Prospecting for Pronghorn: Archery and Blackpowder

By Gary Lewis

Gary Lewis Books and DVDs According to the numbers, about 2,200 hunters go afield for antelope each season. A lot more would-be pronghorn hunters stay home.

With 2,075 applicants vying for 125 tags last year, the most sought-after antelope tag was the Steen Mountain hunt. Without a great deal of luck, it takes 12 or 13 years of trying to draw that rifle hunt. Many of the hunts are harder to draw. A hunter holding out for the Hart Mountain hunt will probably have to wait 19 years.

For the hunter that chooses the blackpowder or bow and arrow option, an antelope hunt comes along a lot more often. According to the 2013 Oregon Tag Guide, a muzzleloader hunter that applies for the Paulina Unit this year has a 43 percent chance of drawing a tag with only six preference points. The East Fort Rock tag can be drawn with just five points.

The odds are even better for the bow hunter. Oregon offers 12 archery antelope hunts this year and last year three of them had fewer people apply as a first choice option than there were tags available. That means a hunter could, in theory, chase pronghorn with a stick and string almost every year. Contrast that with the rifle hunter who has to wait up to 14 years and more between antelope hunts.

There were six muzzleloader options in this year's regulations book and two based close to Bend with high percentages of public land available.

Bend-based wildlife biologist, Corey Heath said that the intent of these hunts was to offer a bit more opportunity to the archery and muzzleloader user groups without taking away from centerfire rifle hunts in the Paulina Unit and in the North Wagontire.

Both the archery and muzzleloader hunts take place after the rifle seasons and run concurrently.

"The challenge in the Paulina Unit is locating the antelope," Heath said. "There are a fair number of them north of Highway 20. It is heavily junipered country with not a lot of high spots to look from. We have juniper flats and juniper ridges with little groups of antelope scattered between Bend and Powell Butte."

An animal that makes a living in the sagebrush, these pronghorn are right at home in this habitat. The key is finding their water sources. If you don't have a tag this year, use the time to scout for water and look for the little heart-shaped tracks on the trails that skirt the ridge tops.

"You will have the place to pronghorn-antelope-hunting.pngyourself," Heath said.

Only six muzzleloader and six archery hunters will draw tags in the Paulina Unit this year, but most of them, Heath said, will opt to hunt the sagebrush country south of Highway 20, toward Fort Rock, which is more like the typical antelope hunt.
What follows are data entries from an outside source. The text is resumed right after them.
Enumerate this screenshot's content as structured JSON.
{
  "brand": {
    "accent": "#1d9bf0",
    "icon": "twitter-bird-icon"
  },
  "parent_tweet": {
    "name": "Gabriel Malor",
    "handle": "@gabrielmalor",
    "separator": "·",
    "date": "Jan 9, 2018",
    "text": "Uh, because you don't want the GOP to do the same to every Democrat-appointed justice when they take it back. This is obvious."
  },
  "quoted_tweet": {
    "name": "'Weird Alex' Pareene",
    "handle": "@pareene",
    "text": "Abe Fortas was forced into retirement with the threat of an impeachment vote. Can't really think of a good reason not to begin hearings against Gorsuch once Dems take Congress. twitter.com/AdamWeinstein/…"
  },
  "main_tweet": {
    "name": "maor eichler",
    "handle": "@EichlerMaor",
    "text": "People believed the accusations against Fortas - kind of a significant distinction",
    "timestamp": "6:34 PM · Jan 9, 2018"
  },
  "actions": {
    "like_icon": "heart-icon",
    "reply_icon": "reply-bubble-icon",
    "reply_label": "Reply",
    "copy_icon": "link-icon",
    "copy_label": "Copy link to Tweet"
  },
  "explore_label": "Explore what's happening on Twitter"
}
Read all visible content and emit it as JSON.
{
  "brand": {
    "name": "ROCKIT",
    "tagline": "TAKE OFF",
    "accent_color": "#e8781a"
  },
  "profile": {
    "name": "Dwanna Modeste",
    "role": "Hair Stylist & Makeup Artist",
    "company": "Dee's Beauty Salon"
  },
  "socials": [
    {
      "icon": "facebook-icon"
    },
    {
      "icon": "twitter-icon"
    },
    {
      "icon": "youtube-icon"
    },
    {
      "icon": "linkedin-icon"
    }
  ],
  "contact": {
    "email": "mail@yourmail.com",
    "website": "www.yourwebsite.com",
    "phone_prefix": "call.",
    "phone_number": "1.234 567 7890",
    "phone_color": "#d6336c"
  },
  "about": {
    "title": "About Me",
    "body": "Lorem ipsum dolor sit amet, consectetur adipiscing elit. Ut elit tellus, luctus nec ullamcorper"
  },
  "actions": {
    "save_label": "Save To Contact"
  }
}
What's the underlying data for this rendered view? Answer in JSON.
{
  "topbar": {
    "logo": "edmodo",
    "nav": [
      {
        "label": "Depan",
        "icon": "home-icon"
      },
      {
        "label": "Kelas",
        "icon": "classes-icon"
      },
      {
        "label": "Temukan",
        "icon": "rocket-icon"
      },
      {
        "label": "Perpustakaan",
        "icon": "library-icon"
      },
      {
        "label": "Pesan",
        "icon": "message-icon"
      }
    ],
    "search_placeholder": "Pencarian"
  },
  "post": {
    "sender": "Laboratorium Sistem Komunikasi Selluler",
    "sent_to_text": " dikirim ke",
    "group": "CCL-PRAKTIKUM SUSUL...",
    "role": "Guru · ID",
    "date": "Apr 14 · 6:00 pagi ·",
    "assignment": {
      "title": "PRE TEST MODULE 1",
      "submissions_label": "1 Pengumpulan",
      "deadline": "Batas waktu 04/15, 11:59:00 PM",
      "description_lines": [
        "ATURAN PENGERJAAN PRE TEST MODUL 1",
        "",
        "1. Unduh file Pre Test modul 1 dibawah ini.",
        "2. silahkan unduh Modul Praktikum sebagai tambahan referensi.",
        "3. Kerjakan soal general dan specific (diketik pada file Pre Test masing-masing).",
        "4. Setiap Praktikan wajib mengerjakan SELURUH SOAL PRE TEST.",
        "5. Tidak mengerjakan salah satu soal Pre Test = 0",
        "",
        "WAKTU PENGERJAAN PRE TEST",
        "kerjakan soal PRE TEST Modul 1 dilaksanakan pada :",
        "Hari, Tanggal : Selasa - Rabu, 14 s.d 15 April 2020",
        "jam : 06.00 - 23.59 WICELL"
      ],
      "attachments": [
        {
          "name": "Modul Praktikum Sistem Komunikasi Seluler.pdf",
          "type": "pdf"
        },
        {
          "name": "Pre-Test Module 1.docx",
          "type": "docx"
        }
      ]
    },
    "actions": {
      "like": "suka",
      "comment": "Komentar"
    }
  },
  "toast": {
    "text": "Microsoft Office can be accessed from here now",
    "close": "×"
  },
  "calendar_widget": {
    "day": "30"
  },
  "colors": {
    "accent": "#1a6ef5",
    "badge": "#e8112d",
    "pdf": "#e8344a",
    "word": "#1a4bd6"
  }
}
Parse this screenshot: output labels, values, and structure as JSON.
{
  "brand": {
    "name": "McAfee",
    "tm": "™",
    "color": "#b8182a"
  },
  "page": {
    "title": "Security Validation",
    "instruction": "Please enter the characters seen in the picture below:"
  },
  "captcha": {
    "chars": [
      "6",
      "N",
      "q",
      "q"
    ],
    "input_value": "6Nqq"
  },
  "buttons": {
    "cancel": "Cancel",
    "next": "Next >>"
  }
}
Bounded on the west by the Paulina Unit, the North Wagontire hunt starts a couple of miles east of Millican and the open area includes all of the Wagontire Unit north of Lake County Road 5-14.

Out in the North Wagontire, the big, low sage flats and playas are home to good numbers of antelope and over the last four years, antelope fawn survival has increased.



With mosaics of big sage and low sage and small stands of junipers in 1,500 square miles of pronghorn habitat, Heath says, this section of the Wagontire Unit is managed conservatively and has the reputation of producing trophy bucks.

"There are areas where the antelope don't even know there are antelope seasons going on," Heath said.

The lucky few that draw an antelope tag this year, can expect a dry summer with little water on the desert. Dry conditions tend to group the animals around the remaining water sources.

Oregon's Controlled Hunt application deadline is May 15. ODFW offers six muzzleloader hunts and 12 archery hunts. With early August and early September starts, the blackpowder and bow and arrow options offer the chance to draw more tags and spend more days in the field.